Twitter and Jaiku early in the morning do have their appeal as a set of disjointed headlines broadcast directly by people whom I am interested in. Joi Ito is at GDC and I went and looked at the site briefly while in the process of starting my day with distractions. I found one item worthy of note about Warren Spector’s presentation. If nothing else, it brings together for me the world of storytelling and games, and as far as I am concerned this has more potential than plain linear canned entertainment can bring you. We – that is, humans – do learn by play. Yes, yes, that is indeed how we learn best, while playing, forget this serious crap stuff… it is all about play.
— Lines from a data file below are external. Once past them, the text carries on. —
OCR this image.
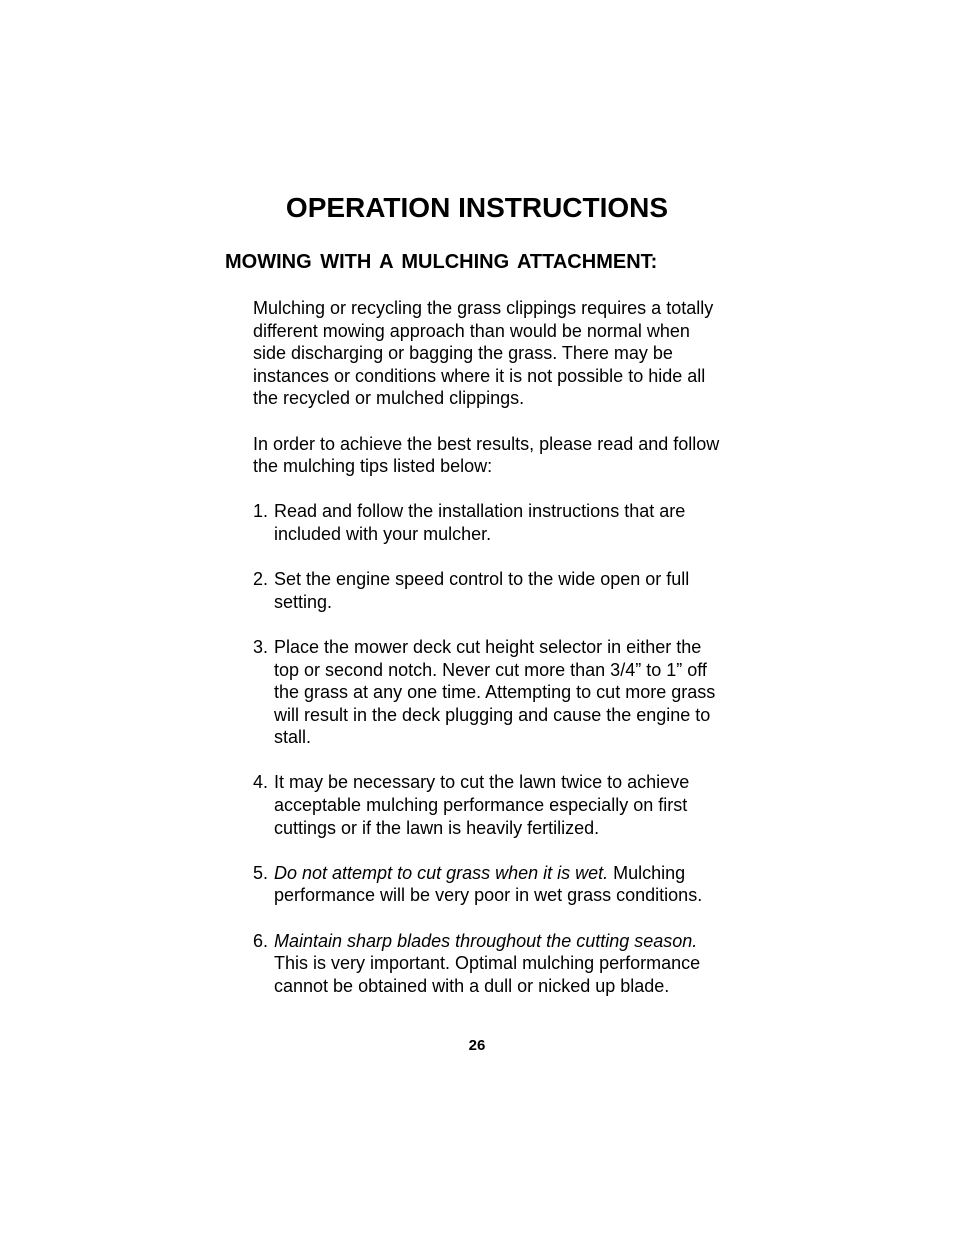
OPERATION INSTRUCTIONS
MOWING WITH A MULCHING ATTACHMENT:

Mulching or recycling the grass clippings requires a totally different mowing approach than would be normal when side discharging or bagging the grass. There may be instances or conditions where it is not possible to hide all the recycled or mulched clippings.

In order to achieve the best results, please read and follow the mulching tips listed below:

1. Read and follow the installation instructions that are included with your mulcher.
2. Set the engine speed control to the wide open or full setting.
3. Place the mower deck cut height selector in either the top or second notch. Never cut more than 3/4” to 1” off the grass at any one time. Attempting to cut more grass will result in the deck plugging and cause the engine to stall.
4. It may be necessary to cut the lawn twice to achieve acceptable mulching performance especially on first cuttings or if the lawn is heavily fertilized.
5. Do not attempt to cut grass when it is wet. Mulching performance will be very poor in wet grass conditions.
6. Maintain sharp blades throughout the cutting season.
This is very important. Optimal mulching performance cannot be obtained with a dull or nicked up blade.
26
Why am I interested in this? My interest in the internet was rekindled years ago when I found myself living with a geek-on-games. Given that this one geek was conceived and raised by me, and I can claim responsibility for teaching him how to change motherboards and dealing with PC hardware along with other traumata that a mother imprints on her child including having taught him how to play chess while he was in kindergarden, his interest and passion for games has challenged me ever since. If that was not enough, I am a storyteller, and I do have a deep passion for anything to do with storytelling and view it as a most valuable heritage and vehicle of culture transmission. I am very pleased to be in such grand company as Luc Besson, another addict of the storytelling meme
This is indeed thought provoking: Bell Towers, Virtual Spaces and Hard Covers. It is a must read. It expresses a bit of what in my view is the glue that binds virtual and real, that is the relationships between the people, and it incorporates quite a bit of cohesive elements that would not exist without this collective.
I have created a persona in Second Life some months ago, however I have not had the time to play with it. Having taken action did however heighten my own sensitivity to anything on the matter, that is, when anybody says anything about SL, I listen. I am curious. With these new jangled and entangled web applications and tools, there is nothing like exploration and experimentation. Technology does indeed produce very interesting artifacts, it is our curiosity and incessant play that brings any meaning to it all. I quote from Riccardo’s post:
Hard Covers Last but not least, after Maeda’s talk, I rushed to Amazon and bough books. Plenty of them. With one characteristic: all hard covers. Here the point is that I start feeling that if I love a specific book as an artifact, appreciate its aesthethic and did to make an effort (i.e. invest a significative amount of money to get it) probably two things will happen: 1. You’ll definitely get to the end of it 2. You’ll learn more, as your experience will be more intense therefore your attention much sharper.
Interesting! So why is the old paper press afraid of the new media? Damn it, when will they get it that it does sell books, physical books, the kind that I take to bed.